Senin, 16 April 2012

Twitter : Peraduan Penulis Linimasa

Timeline saya, bacaan saya. Itulah salah satu ungkapan saya yang paling mendasar ketika ada hal-hal yang mengganggu saya ketika membaca timeline. Tidak perlu saya terangkan panjang lebar ini mengenai apa. Iya, ini mengenai twitter. Dunia "kedua" yang paling sahih keberadaannya. Dunia tempat semua penulis dadakan beradu dalam linimasa. Bermutu atau tidak itu urusan belakangan.

Itu sebabnya saya menganggap linimasa ini adalah sebuah majalah, atau digital magazine kalau harus menilik dimensinya. Twitter dan timeline yang bergerak di dalamnya bukan lagi alat sosial media berbentuk interaksi satu orang ke orang lain. Singkatnya, menurut hemat saya, rugi kalau twitter hanya diperuntukkan sekadar saling retweet me-retweet atau reply me-reply obrolan yang bahkan bisa dilakukan bahkan di dunia paling nyata. Ya itu menurut saya sih, silakan kalau tidak setuju.
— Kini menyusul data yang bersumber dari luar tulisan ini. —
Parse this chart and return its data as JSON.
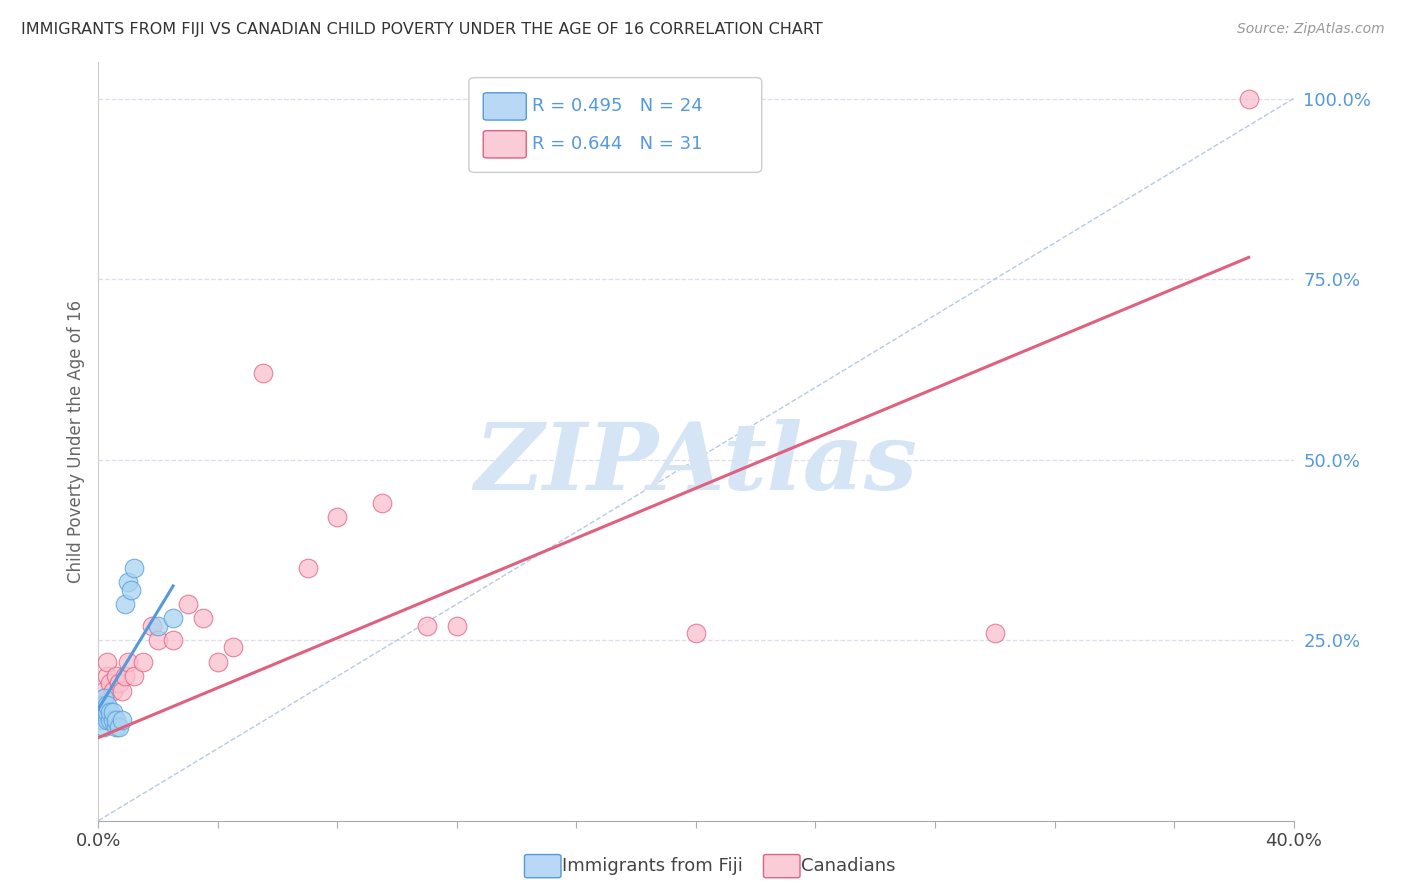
{
  "title": "IMMIGRANTS FROM FIJI VS CANADIAN CHILD POVERTY UNDER THE AGE OF 16 CORRELATION CHART",
  "source": "Source: ZipAtlas.com",
  "ylabel": "Child Poverty Under the Age of 16",
  "xlim": [
    0.0,
    0.4
  ],
  "ylim": [
    0.0,
    1.05
  ],
  "xticks": [
    0.0,
    0.04,
    0.08,
    0.12,
    0.16,
    0.2,
    0.24,
    0.28,
    0.32,
    0.36,
    0.4
  ],
  "ytick_positions": [
    0.25,
    0.5,
    0.75,
    1.0
  ],
  "ytick_labels": [
    "25.0%",
    "50.0%",
    "75.0%",
    "100.0%"
  ],
  "blue_R": 0.495,
  "blue_N": 24,
  "pink_R": 0.644,
  "pink_N": 31,
  "blue_scatter_x": [
    0.001,
    0.001,
    0.001,
    0.002,
    0.002,
    0.002,
    0.002,
    0.003,
    0.003,
    0.003,
    0.004,
    0.004,
    0.005,
    0.005,
    0.006,
    0.006,
    0.007,
    0.008,
    0.009,
    0.01,
    0.011,
    0.012,
    0.02,
    0.025
  ],
  "blue_scatter_y": [
    0.14,
    0.15,
    0.16,
    0.13,
    0.15,
    0.16,
    0.17,
    0.14,
    0.15,
    0.16,
    0.14,
    0.15,
    0.14,
    0.15,
    0.13,
    0.14,
    0.13,
    0.14,
    0.3,
    0.33,
    0.32,
    0.35,
    0.27,
    0.28
  ],
  "pink_scatter_x": [
    0.001,
    0.001,
    0.002,
    0.002,
    0.003,
    0.003,
    0.004,
    0.005,
    0.006,
    0.007,
    0.008,
    0.009,
    0.01,
    0.012,
    0.015,
    0.018,
    0.02,
    0.025,
    0.03,
    0.035,
    0.04,
    0.045,
    0.055,
    0.07,
    0.08,
    0.095,
    0.11,
    0.12,
    0.2,
    0.3,
    0.385
  ],
  "pink_scatter_y": [
    0.15,
    0.16,
    0.17,
    0.18,
    0.2,
    0.22,
    0.19,
    0.18,
    0.2,
    0.19,
    0.18,
    0.2,
    0.22,
    0.2,
    0.22,
    0.27,
    0.25,
    0.25,
    0.3,
    0.28,
    0.22,
    0.24,
    0.62,
    0.35,
    0.42,
    0.44,
    0.27,
    0.27,
    0.26,
    0.26,
    1.0
  ],
  "blue_line_x": [
    0.0,
    0.025
  ],
  "blue_line_y": [
    0.155,
    0.325
  ],
  "pink_line_x": [
    0.0,
    0.385
  ],
  "pink_line_y": [
    0.115,
    0.78
  ],
  "diag_line_x": [
    0.0,
    0.4
  ],
  "diag_line_y": [
    0.0,
    1.0
  ],
  "scatter_color_blue": "#a8d4f0",
  "scatter_color_pink": "#f9c0ce",
  "line_color_blue": "#5599dd",
  "line_color_pink": "#e06080",
  "diag_color": "#b8c8e8",
  "legend_box_color_blue": "#b8d8f5",
  "legend_box_color_pink": "#f9ccd8",
  "watermark": "ZIPAtlas",
  "watermark_color": "#d5e5f5",
  "background_color": "#ffffff",
  "grid_color": "#ddddee",
  "ytick_color": "#5599dd"
}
Kembali ke awal, saya memperlakukan twitter seperti majalah, media digital. Kenapa? karena ada banyak rubrik di dalamnya. Rubrik yang ditulis oleh para penulis dadakan. Gampang saja, saya tertarik dengan film, video game, digital movement (oke saya bingung dengan istilah ini, tapi intinya social movement dengan metode publisitas via social media) dan (sedikit) hal yang bermuatan sastra.  Caranya gampang saja, saya follow orang atau akun lebih tepatnya, yang memang bermuatan itu, mempunyai konten. Tentu saja, saya masih menyisakan rubrik untuk bersosialisasi dengan teman-teman saya.

Seperti tadi pagi, ketika saya bertanya apa saja yang saya lewatkan semalam di twitter. Teman satu menjawab gempa Jakarta, teman yang lain menjawab ramainya sebuah tagar di timeline. Iseng (atau niat yak?) scrolling-scrolling timeline dan tidak menemukan tagar yang dimaksud. Setelah dikonfirmasi ternyata tagar tentang sepakbola, sedangkan saya bukan penggemar bola dan tidak follow atau menyimak hal-hal tentang sepakbola. Intinya, saya gak masuk segmen tagar itu tadi. Saya memilih untuk tidak masuk menjadi segmen itu dengan alasan ya saya punya ketertarikan lain yang lebih bisa saya tunggu untuk muncul di linima saya. Linimasa yang saya bentuk dan ciptakan sendiri.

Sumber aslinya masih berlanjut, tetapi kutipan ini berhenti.